Music is one of the legacies of our boomer generation. Patrick Ames of Palo Alto, California, a boomer musician himself, has written a piece for BoomerCafé about not just the role music plays in our lives, but about the role we play in the life of music. It’s called, On Boomer Playlists.
I’ve seen some good baby boomer playlists on BoomerCafé, all those great songs that remind us of the years when we boomers were growing up, from rock & roll classics to Motown. I can remember each and every song myself, as you probably can, sometimes with snippets of old memories associated with each melody. Great stuff.

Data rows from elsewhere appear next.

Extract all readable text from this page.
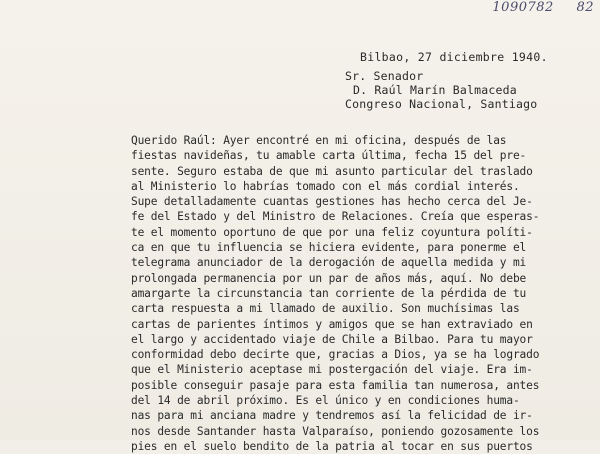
1090782 82
Bilbao, 27 diciembre 1940.
Sr. Senador
D. Raúl Marín Balmaceda
Congreso Nacional, Santiago
Querido Raúl: Ayer encontré en mi oficina, después de las
fiestas navideñas, tu amable carta última, fecha 15 del pre-
sente. Seguro estaba de que mi asunto particular del traslado
al Ministerio lo habrías tomado con el más cordial interés.
Supe detalladamente cuantas gestiones has hecho cerca del Je-
fe del Estado y del Ministro de Relaciones. Creía que esperas-
te el momento oportuno de que por una feliz coyuntura políti-
ca en que tu influencia se hiciera evidente, para ponerme el
telegrama anunciador de la derogación de aquella medida y mi
prolongada permanencia por un par de años más, aquí. No debe
amargarte la circunstancia tan corriente de la pérdida de tu
carta respuesta a mi llamado de auxilio. Son muchísimas las
cartas de parientes íntimos y amigos que se han extraviado en
el largo y accidentado viaje de Chile a Bilbao. Para tu mayor
conformidad debo decirte que, gracias a Dios, ya se ha logrado
que el Ministerio aceptase mi postergación del viaje. Era im-
posible conseguir pasaje para esta familia tan numerosa, antes
del 14 de abril próximo. Es el único y en condiciones huma-
nas para mi anciana madre y tendremos así la felicidad de ir-
nos desde Santander hasta Valparaíso, poniendo gozosamente los
pies en el suelo bendito de la patria al tocar en sus puertos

And, as an active singer/songwriter in his 60s, I can’t tell you how many times someone in my audience has requested those old songs. “Play some ‘Traffic’” they request, or, “Know any Bonnie and Delanie?” I try to do one or two ‘covers’ as they say, which basically means songs that are already famous, that people can listen to over and over again, but there are too many new songs, new themes, and new music to write and sing.
It’s that way with a whole generation or two of active musicians who still perform. And I’m not talking about the boomer Rock Star who performs in concert at a huge football stadium nearby. I mean local musicians who have day jobs, families, kids, but still perform with lots of other musicians and performers, creating and playing original music. And it’s all local. There’s a whole organic food movement about eating local foods grown by local farmers— well, this is about local music by local musicians.
So, here’s a recommendation for your new year’s resolutions. Go out and visit some local live music.
Go to the bars or pubs in your town, the churches, the street fairs, the festivals You’ll be surprised by the number of middle-age boomer musicians there are, playing and singing throughout the week. Go see them. Go listen to them. Don’t worry about how you look, or how you’ve aged. Don’t feel “weird” because it’s the middle of the week and here you are, listening to, hopefully, a little loud music. Don’t convince yourself before you get there that this whole thing is ridiculous and you’re past it. Whether it’s jazz, or blues, or country, or a chamber quartet, there are boomer musicians playing in your town, right now, and other musicians of all ages needing your attention. Skip the TV some night and go discover your local music scene.
You’ll hear those great playlists over and over again. Only now in new and formidable arrangements. It’s quite beautiful.